Пойти в ВСУ – это эмоциональное решение, но если бы я этого не сделала, то не простила бы себе, – волонтер Леся Литвинова
Известный волонтер, общественный деятель, основательница Благотворительного фонда «СВОЇ» Леся Литвинова, которая с начала войны пошла в ряды Вооруженных сил Украины, рассказала свою личную историю первых дней войны
Прежде всего, пани Леся, вы защищаете сейчас наше государство, защищаете нас всех. За это вам огромная благодарность. И хочется у вас поинтересоваться: что для вас означает независимость?
Когда-то давно я работала на телевидении. Много лет назад я была режиссером, неплохим режиссером, и мы снимали документальный проект о бойцах УПА. Один из героев, с которым мы писали большое интервью, сказал мне: вы не понимаете, что такое независимость, вы за нее не боролись, вам ее принесли в клювике – и вы ее утратите. Тогда я не понимала, о чем он говорит. Но с начала Майдана, потом с начала войны, потому что война началась не сейчас, она началась восемь лет назад, почти каждый день я вспоминала его и его слова. Независимость невозможно получить в подарок, за нее нужно бороться. И сейчас это та цена, которую мы все платим за то, что у нас есть.
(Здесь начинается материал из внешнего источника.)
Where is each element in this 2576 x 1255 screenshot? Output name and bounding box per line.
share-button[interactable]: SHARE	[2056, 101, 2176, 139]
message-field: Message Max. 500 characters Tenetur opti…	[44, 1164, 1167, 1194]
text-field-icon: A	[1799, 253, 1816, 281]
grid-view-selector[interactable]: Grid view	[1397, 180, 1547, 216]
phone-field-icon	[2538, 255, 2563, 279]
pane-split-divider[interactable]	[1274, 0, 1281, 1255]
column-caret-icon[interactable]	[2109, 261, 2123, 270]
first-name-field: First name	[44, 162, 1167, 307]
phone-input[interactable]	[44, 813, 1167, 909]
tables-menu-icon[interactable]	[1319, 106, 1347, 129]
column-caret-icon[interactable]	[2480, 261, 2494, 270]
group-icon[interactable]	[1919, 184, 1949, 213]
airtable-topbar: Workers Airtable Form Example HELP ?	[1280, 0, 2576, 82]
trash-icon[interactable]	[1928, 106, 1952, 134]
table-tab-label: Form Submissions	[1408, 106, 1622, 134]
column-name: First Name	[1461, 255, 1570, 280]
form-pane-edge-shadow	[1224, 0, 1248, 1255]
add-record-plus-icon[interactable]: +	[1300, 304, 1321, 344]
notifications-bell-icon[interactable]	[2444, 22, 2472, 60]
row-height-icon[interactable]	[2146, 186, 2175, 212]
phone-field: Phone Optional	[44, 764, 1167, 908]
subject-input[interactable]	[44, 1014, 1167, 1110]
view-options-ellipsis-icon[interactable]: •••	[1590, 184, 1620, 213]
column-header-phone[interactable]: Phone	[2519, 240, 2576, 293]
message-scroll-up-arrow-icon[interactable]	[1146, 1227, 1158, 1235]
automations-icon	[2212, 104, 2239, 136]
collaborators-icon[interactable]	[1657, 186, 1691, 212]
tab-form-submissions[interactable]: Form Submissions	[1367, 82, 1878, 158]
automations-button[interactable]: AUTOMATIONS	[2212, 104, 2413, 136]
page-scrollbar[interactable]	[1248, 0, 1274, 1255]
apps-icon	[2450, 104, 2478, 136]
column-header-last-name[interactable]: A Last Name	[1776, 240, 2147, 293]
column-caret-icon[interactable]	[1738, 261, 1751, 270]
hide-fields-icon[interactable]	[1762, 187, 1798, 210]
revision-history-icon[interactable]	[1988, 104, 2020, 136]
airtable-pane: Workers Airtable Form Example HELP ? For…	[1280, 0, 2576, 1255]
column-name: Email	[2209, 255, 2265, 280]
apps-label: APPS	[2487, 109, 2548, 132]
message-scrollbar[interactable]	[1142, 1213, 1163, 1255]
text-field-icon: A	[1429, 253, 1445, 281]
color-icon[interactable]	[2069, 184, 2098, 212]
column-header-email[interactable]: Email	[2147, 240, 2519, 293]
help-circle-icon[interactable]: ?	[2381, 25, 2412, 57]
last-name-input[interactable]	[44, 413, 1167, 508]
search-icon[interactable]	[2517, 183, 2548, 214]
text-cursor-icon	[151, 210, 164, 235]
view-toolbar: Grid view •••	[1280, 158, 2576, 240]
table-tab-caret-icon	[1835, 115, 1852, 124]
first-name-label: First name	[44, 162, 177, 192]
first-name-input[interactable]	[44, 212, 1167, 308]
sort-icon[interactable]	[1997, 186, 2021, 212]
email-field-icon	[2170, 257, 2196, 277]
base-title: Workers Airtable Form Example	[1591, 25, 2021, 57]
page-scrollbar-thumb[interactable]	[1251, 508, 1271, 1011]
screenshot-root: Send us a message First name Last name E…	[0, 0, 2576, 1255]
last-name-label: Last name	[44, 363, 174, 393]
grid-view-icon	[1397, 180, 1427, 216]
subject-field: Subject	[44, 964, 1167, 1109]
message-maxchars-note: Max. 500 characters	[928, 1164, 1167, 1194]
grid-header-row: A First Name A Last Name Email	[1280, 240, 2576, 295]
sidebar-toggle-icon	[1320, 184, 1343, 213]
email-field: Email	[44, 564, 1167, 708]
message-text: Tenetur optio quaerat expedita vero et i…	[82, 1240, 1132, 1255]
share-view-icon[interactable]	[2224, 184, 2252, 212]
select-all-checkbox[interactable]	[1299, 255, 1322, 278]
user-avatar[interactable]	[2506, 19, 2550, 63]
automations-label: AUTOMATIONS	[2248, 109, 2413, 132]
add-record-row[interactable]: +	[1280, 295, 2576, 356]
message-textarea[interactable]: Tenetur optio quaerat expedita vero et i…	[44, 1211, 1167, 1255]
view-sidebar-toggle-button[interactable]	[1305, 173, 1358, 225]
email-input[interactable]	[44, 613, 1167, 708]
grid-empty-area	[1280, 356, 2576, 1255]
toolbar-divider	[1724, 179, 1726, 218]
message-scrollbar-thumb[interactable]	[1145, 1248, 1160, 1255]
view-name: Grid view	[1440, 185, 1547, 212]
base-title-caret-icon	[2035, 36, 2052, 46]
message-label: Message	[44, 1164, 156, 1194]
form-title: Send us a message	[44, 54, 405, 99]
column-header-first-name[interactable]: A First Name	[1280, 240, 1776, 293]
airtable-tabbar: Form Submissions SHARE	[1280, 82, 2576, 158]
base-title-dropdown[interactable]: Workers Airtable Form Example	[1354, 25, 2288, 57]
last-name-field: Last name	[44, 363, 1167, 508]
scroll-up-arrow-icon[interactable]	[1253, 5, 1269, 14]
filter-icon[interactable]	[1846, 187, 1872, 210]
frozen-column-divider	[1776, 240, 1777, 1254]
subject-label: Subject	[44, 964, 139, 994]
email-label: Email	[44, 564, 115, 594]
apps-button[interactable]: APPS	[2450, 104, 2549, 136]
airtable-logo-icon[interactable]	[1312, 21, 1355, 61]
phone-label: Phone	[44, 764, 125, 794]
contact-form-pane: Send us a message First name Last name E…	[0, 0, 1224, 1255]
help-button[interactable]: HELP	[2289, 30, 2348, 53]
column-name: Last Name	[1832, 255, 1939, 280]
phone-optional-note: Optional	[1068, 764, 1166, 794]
Утро 24 февраля этого года как для вас началось?
На самом деле утро у меня началось ночью, потому что еще с вечера один мой давний знакомый из той страны, которую мы не будем больше называть вслух, написал мне точное время, когда полетят ракеты. Мы смотрели кино с мужем. Я говорю: слушай, тут москаль написал, что у нас будет полномасштабная война. Он сложил ноут, лег в постель и говорит: все, я спать, потому что война – а я устал. И действительно уснул. А я до того времени, которое было назначено как «время Ч», сидела смотрела новости, ждала, будет или не будет. Я до последнего не верила, что будет. Когда действительно услышала первые взрывы, в соцсетях появилось «Война», «Гремит», «Война» и т. д., я позвонила своим старшим детям. Они у меня живут отдельно, сказала, чтобы они собирались и нужно, чтобы они ехали ко мне. В то время мне казалось, что это самое разумное, что я могу сделать в этой жизни. Потому что несколько лет назад я продала квартиру в Киеве, мы купили дом за городом, большой дом с огромным участком, чтобы всем было удобно и уютно. Это даже не село, это маленький дачный кооператив. Я была уверена, что никого там не будет, никому он не нужен, он не на основных путях, там будет тихо. Это была огромная ошибка. Но об этом я узнала позже. Одна из моих дочерей приехала, другая вместе с мужем и детьми решили ехать в другом направлении. Мы с мужем дождались, пока все соберутся, и поехали в Фонд, потому что понимали, что мы будем сейчас грузить медиков нон-стоп. Дети остались дома. Младшей дочке тогда было полтора года, она еще была на грудном вскармливании, я ее покормила. Сказала, что вернемся вечером, сидите, все будет хорошо. И мы уехали. Мы не смогли вернуться вечером, потому что последние, кто до нас доехали, в офисе были уже ночью, и невозможно было все это остановить. А на следующий день мы не смогли уже доехать – потому что мой замечательный домик находился возле Дымера, а два ближайших более или менее больших населенных пункта – это Дымер с одной стороны и Гостомель с другой.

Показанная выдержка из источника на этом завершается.